Reza Hendrickse | Portfolio Manager | PPS Investments | mail me |
The Monetary Policy Committee (MPC) once again unanimously voted in favour of lowering the repo rate this month, although 2 out of the 5 members preferred a shallower cut. In a vote of 3 to 2, the MPC decided to lower the repo rate by 50bp to 3.75%.
We have now seen the policy rate lowered by 2.75% this year, with a cut every month apart from February, taking interest rates to levels last seen in the early seventies.
Rates have been lowered aggressively, both locally and abroad to provide support to economies that have been weakened by the COVID-19 shutdowns. The Reserve Bank once again lowered its forecast for domestic GDP growth for this year to -7%, compared to the -6.1% forecast last month, and the -0.2% in March.

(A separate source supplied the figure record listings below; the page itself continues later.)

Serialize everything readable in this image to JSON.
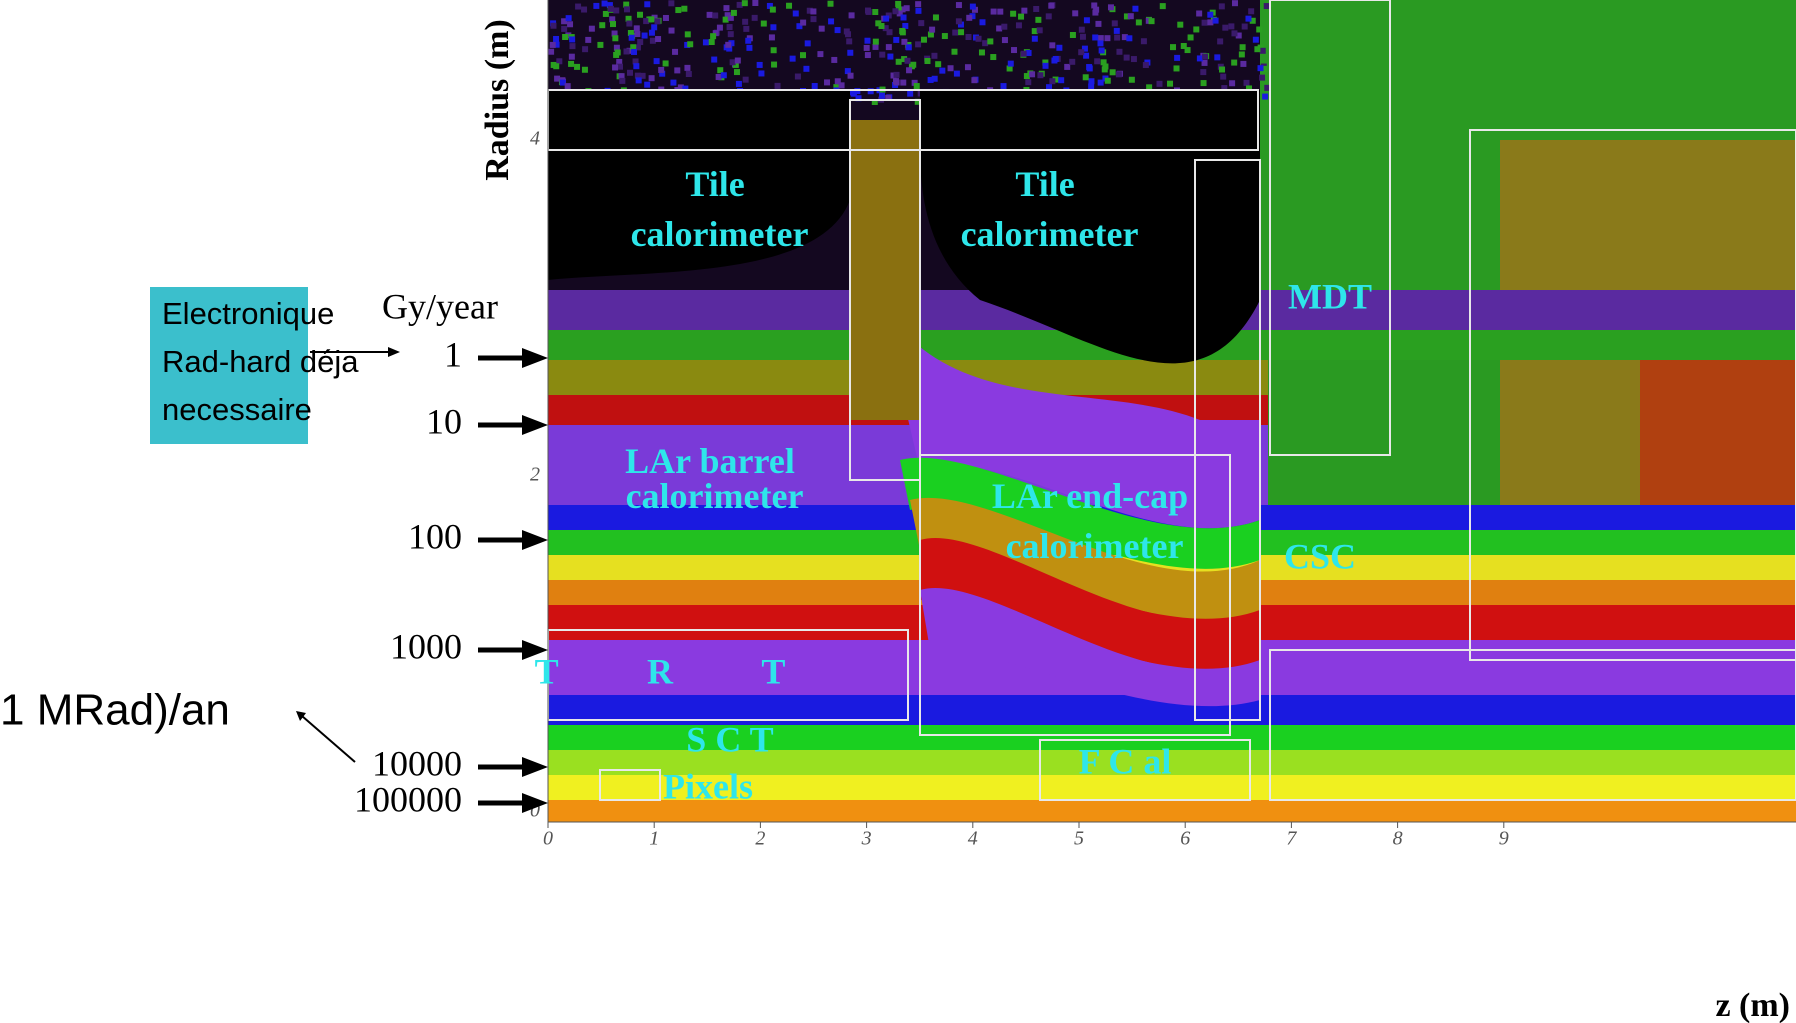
{
  "header": {
    "y_axis_label": "Radius (m)",
    "x_axis_label": "z (m)"
  },
  "axes": {
    "x_ticks": [
      "0",
      "1",
      "2",
      "3",
      "4",
      "5",
      "6",
      "7",
      "8",
      "9"
    ],
    "y_ticks": [
      "0",
      "2",
      "4"
    ]
  },
  "dose_scale": {
    "unit": "Gy/year",
    "levels": [
      "1",
      "10",
      "100",
      "1000",
      "10000",
      "100000"
    ]
  },
  "regions": [
    "Tile calorimeter",
    "Tile calorimeter",
    "LAr barrel calorimeter",
    "LAr end-cap calorimeter",
    "MDT",
    "CSC",
    "T R T",
    "S C T",
    "Pixels",
    "F C al"
  ],
  "callouts": {
    "box": [
      "Electronique",
      "Rad-hard déja",
      "necessaire"
    ],
    "mrad": "1 MRad)/an"
  }
}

This is significantly worse than expected global growth, with the IMF currently forecasting a contraction of 3% in 2020. These forecasts indicate the extent of SA’s vulnerability, and underscore the Bank’s attempt to ease conditions for households and firms in the current environment, in addition to the fiscal measures announced.

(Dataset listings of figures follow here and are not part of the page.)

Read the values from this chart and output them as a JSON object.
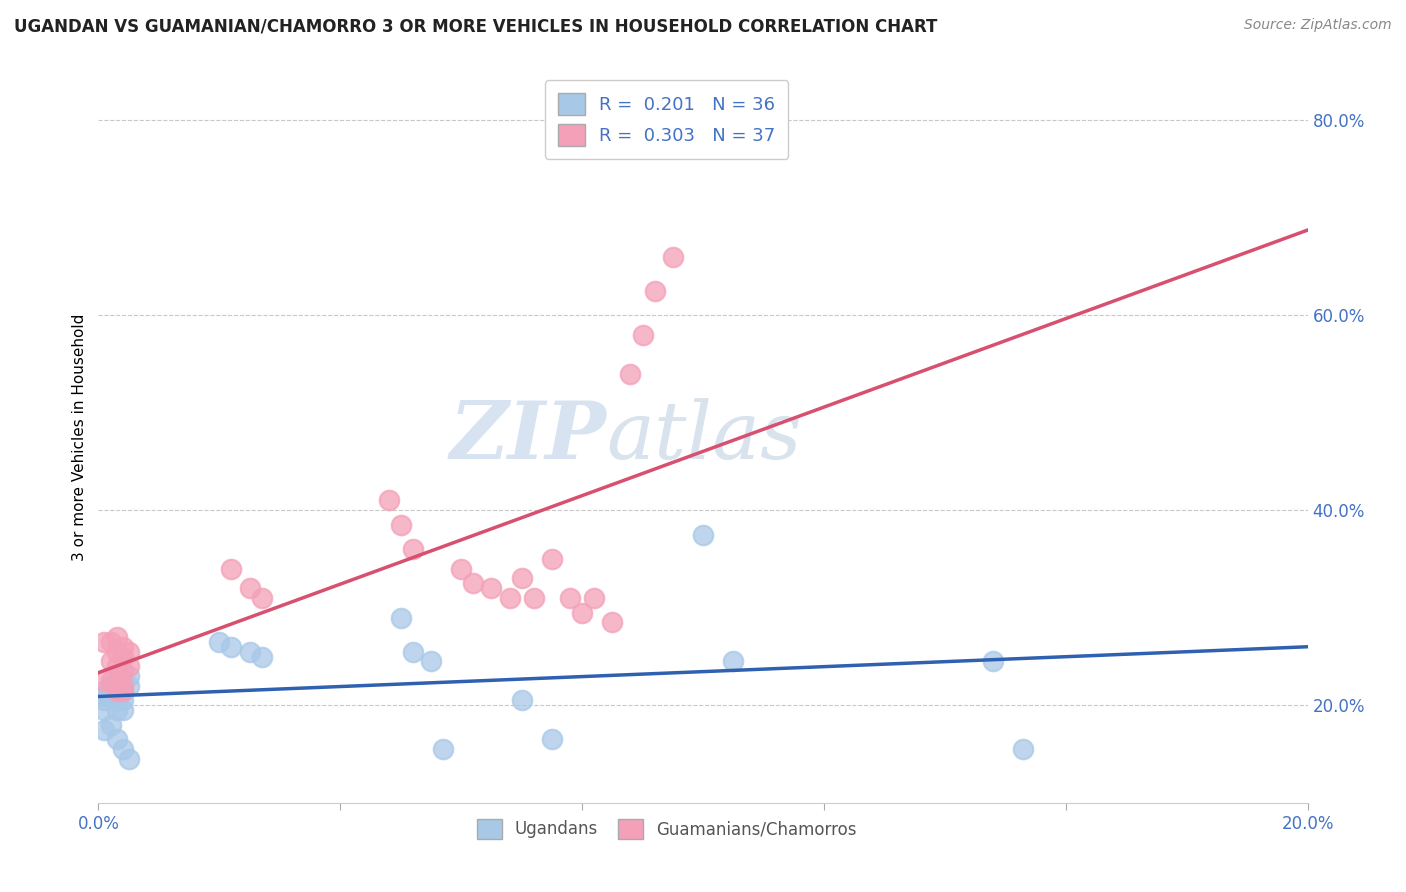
{
  "title": "UGANDAN VS GUAMANIAN/CHAMORRO 3 OR MORE VEHICLES IN HOUSEHOLD CORRELATION CHART",
  "source": "Source: ZipAtlas.com",
  "ylabel": "3 or more Vehicles in Household",
  "xlim": [
    0.0,
    0.2
  ],
  "ylim": [
    0.1,
    0.85
  ],
  "ugandan_color": "#a8c8e8",
  "guamanian_color": "#f4a0b8",
  "ugandan_line_color": "#3060b0",
  "guamanian_line_color": "#d85070",
  "background_color": "#ffffff",
  "grid_color": "#c8c8c8",
  "legend_R_ugandan": "0.201",
  "legend_N_ugandan": "36",
  "legend_R_guamanian": "0.303",
  "legend_N_guamanian": "37",
  "watermark_zip": "ZIP",
  "watermark_atlas": "atlas",
  "tick_color": "#4472c4",
  "ugandan_x": [
    0.001,
    0.001,
    0.001,
    0.001,
    0.001,
    0.002,
    0.002,
    0.002,
    0.002,
    0.003,
    0.003,
    0.003,
    0.003,
    0.003,
    0.004,
    0.004,
    0.004,
    0.004,
    0.004,
    0.005,
    0.005,
    0.005,
    0.02,
    0.022,
    0.025,
    0.027,
    0.05,
    0.052,
    0.055,
    0.057,
    0.07,
    0.075,
    0.1,
    0.105,
    0.148,
    0.153
  ],
  "ugandan_y": [
    0.215,
    0.21,
    0.205,
    0.195,
    0.175,
    0.22,
    0.215,
    0.21,
    0.18,
    0.225,
    0.215,
    0.205,
    0.195,
    0.165,
    0.225,
    0.215,
    0.205,
    0.195,
    0.155,
    0.23,
    0.22,
    0.145,
    0.265,
    0.26,
    0.255,
    0.25,
    0.29,
    0.255,
    0.245,
    0.155,
    0.205,
    0.165,
    0.375,
    0.245,
    0.245,
    0.155
  ],
  "guamanian_x": [
    0.001,
    0.001,
    0.002,
    0.002,
    0.002,
    0.003,
    0.003,
    0.003,
    0.003,
    0.004,
    0.004,
    0.004,
    0.004,
    0.004,
    0.005,
    0.005,
    0.022,
    0.025,
    0.027,
    0.048,
    0.05,
    0.052,
    0.06,
    0.062,
    0.065,
    0.068,
    0.07,
    0.072,
    0.075,
    0.078,
    0.08,
    0.082,
    0.085,
    0.088,
    0.09,
    0.092,
    0.095
  ],
  "guamanian_y": [
    0.265,
    0.225,
    0.265,
    0.245,
    0.225,
    0.27,
    0.255,
    0.24,
    0.215,
    0.26,
    0.25,
    0.235,
    0.22,
    0.215,
    0.255,
    0.24,
    0.34,
    0.32,
    0.31,
    0.41,
    0.385,
    0.36,
    0.34,
    0.325,
    0.32,
    0.31,
    0.33,
    0.31,
    0.35,
    0.31,
    0.295,
    0.31,
    0.285,
    0.54,
    0.58,
    0.625,
    0.66
  ]
}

The MPC is expecting inflation to remain well below the midpoint of the target range this year, against the backdrop of economic contraction and given the subdued inflation outlook.
The oil price remains low, as well as food inflation, and while the rand has weakened considerably this year, its risk to inflation are not viewed as significant given that pass-through remains low.
Risks worth monitoring though include electricity and other administered prices as well as disruptions to the supply of goods and services.
Looking ahead, further interest rate cuts are probable, with the SARB’s Quarterly Projection Model indicating two possible 25bp cuts in the coming quarters. This would further erode the positive real yield that has been achievable locally, and means that the possibility of negative real rates in the future cannot be ruled out.